Practical Implications
- For Rural and Small Markets: Real estate professionals operating in data-scarce regions can benefit significantly from integrating expert knowledge into their valuation models. Instead of relying solely on sparse transaction data, appraisers’ insights can provide valuable context and improve model reliability.
- For Automated Valuation Models (AVMs): Firms using AVMs to estimate property values should consider hybrid approaches that combine data-driven techniques with expert input. This could be particularly impactful in markets with unique characteristics or limited sales activity.
- Reducing Bias in Valuations: By ensuring that models adhere to theoretical principles (e.g., better features always increasing value), approaches like Mixed Estimation and IRLS can help mitigate appraisal errors and improve stakeholder confidence.
- Efficiency Gains for Lenders and Tax Assessors: Accurate mass appraisal models save time and resources by reducing the need for manual, individual property evaluations. Integrating expert knowledge could make these models viable even in less developed markets.
Potential Shortcomings
The paper does not compare its expert-knowledge models to more advanced machine learning techniques. OLS, Lasso, and Ridge regression, while included, are relatively basic methods by industry standards. Although Doszyń rightly highlights that machine learning models perform best with large datasets, they can still outperform these older methods in certain contexts. Including comparisons with models like XGBoost or Random Forest would have strengthened the analysis, especially as Random Forest often performs well with smaller datasets. If the expert models beat the most advanced machine learning techniques, that would be truly informative, even if it were just in a few markets. Nevertheless, the paper correctly emphasizes that incorporating expert knowledge can enhance model performance, particularly when working with limited data.

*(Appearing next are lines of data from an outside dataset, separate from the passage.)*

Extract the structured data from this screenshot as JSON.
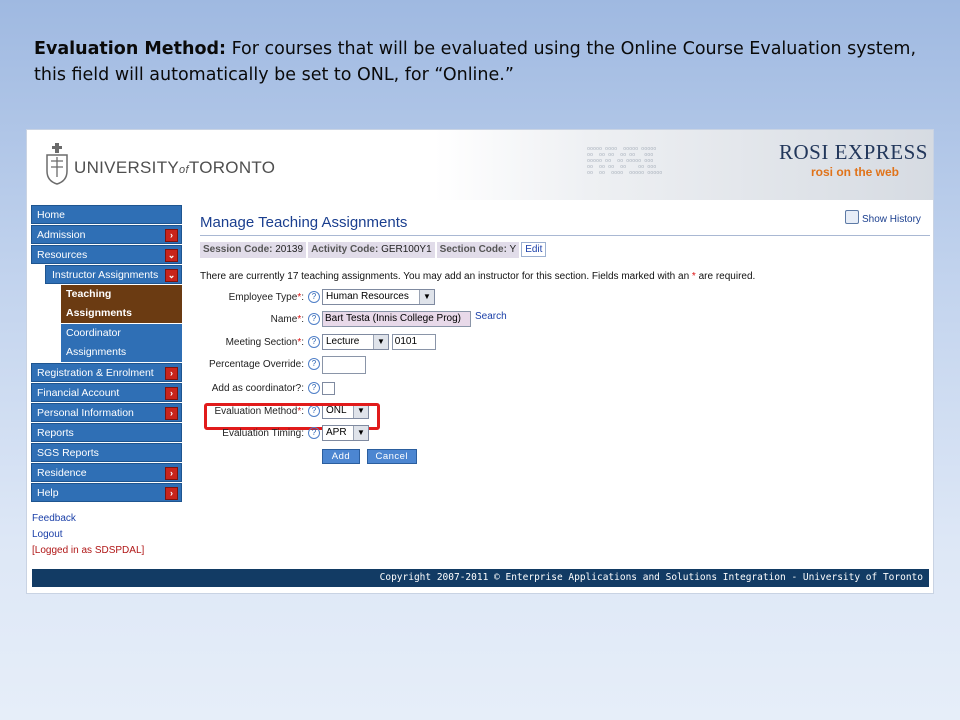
{
  "caption": {
    "label": "Evaluation Method:",
    "text": " For courses that will be evaluated using the Online Course Evaluation system, this field will automatically be set to ONL, for “Online.”"
  },
  "banner": {
    "university_left": "UNIVERSITY",
    "university_of": "of",
    "university_right": "TORONTO",
    "app_title": "ROSI EXPRESS",
    "app_subtitle": "rosi on the web"
  },
  "nav": {
    "items": [
      "Home",
      "Admission",
      "Resources"
    ],
    "sub": "Instructor Assignments",
    "active_line1": "Teaching",
    "active_line2": "Assignments",
    "inactive_line1": "Coordinator",
    "inactive_line2": "Assignments",
    "items2": [
      "Registration & Enrolment",
      "Financial Account",
      "Personal Information",
      "Reports",
      "SGS Reports",
      "Residence",
      "Help"
    ],
    "feedback": "Feedback",
    "logout": "Logout",
    "logged_in": "[Logged in as SDSPDAL]"
  },
  "page": {
    "title": "Manage Teaching Assignments",
    "show_history": "Show History",
    "session_label": "Session Code:",
    "session_value": "20139",
    "activity_label": "Activity Code:",
    "activity_value": "GER100Y1",
    "section_label": "Section Code:",
    "section_value": "Y",
    "edit": "Edit",
    "intro": "There are currently 17 teaching assignments. You may add an instructor for this section. Fields marked with an ",
    "intro_star": "*",
    "intro_end": " are required."
  },
  "form": {
    "employee_type_label": "Employee Type",
    "employee_type_value": "Human Resources",
    "name_label": "Name",
    "name_value": "Bart Testa (Innis College Prog)",
    "search": "Search",
    "meeting_section_label": "Meeting Section",
    "meeting_section_value": "Lecture",
    "meeting_section_number": "0101",
    "percentage_override_label": "Percentage Override:",
    "add_coordinator_label": "Add as coordinator?:",
    "evaluation_method_label": "Evaluation Method",
    "evaluation_method_value": "ONL",
    "evaluation_timing_label": "Evaluation Timing:",
    "evaluation_timing_value": "APR",
    "add_button": "Add",
    "cancel_button": "Cancel",
    "required_star": "*",
    "colon": ":",
    "help": "?"
  },
  "footer": {
    "text": "Copyright 2007-2011 © Enterprise Applications and Solutions Integration - University of Toronto"
  },
  "colors": {
    "nav_blue": "#2f6fb5",
    "nav_active": "#6b3b12",
    "highlight_red": "#e11b1b",
    "footer_navy": "#123b64"
  }
}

However, implementing expert knowledge in practice may be cost-prohibitive. Explicitly seeking out this expert opinion, unless done in just a handful of markets, would require vast resources. Otherwise, organizations would need to collect expert input passively—perhaps by embedding data collection into a product used by appraisers or other real estate professionals (e.g., processing appraisals). Without such innovations, the practical application of the paper’s findings may be limited.
Conclusion
Doszyń’s research underscores the value of combining human expertise with statistical rigor. In markets where data is abundant and high-quality, machine learning and data-driven methods remain powerful tools. But in smaller, less-developed markets, incorporating expert insights can be a game-changer. By leveraging techniques like Mixed Estimation or IRLS, real estate professionals can produce more accurate, consistent valuations—even with limited datasets. For the industry, this approach offers a practical path to bridging the gap between theory and application, ensuring fair and reliable property valuations across diverse markets.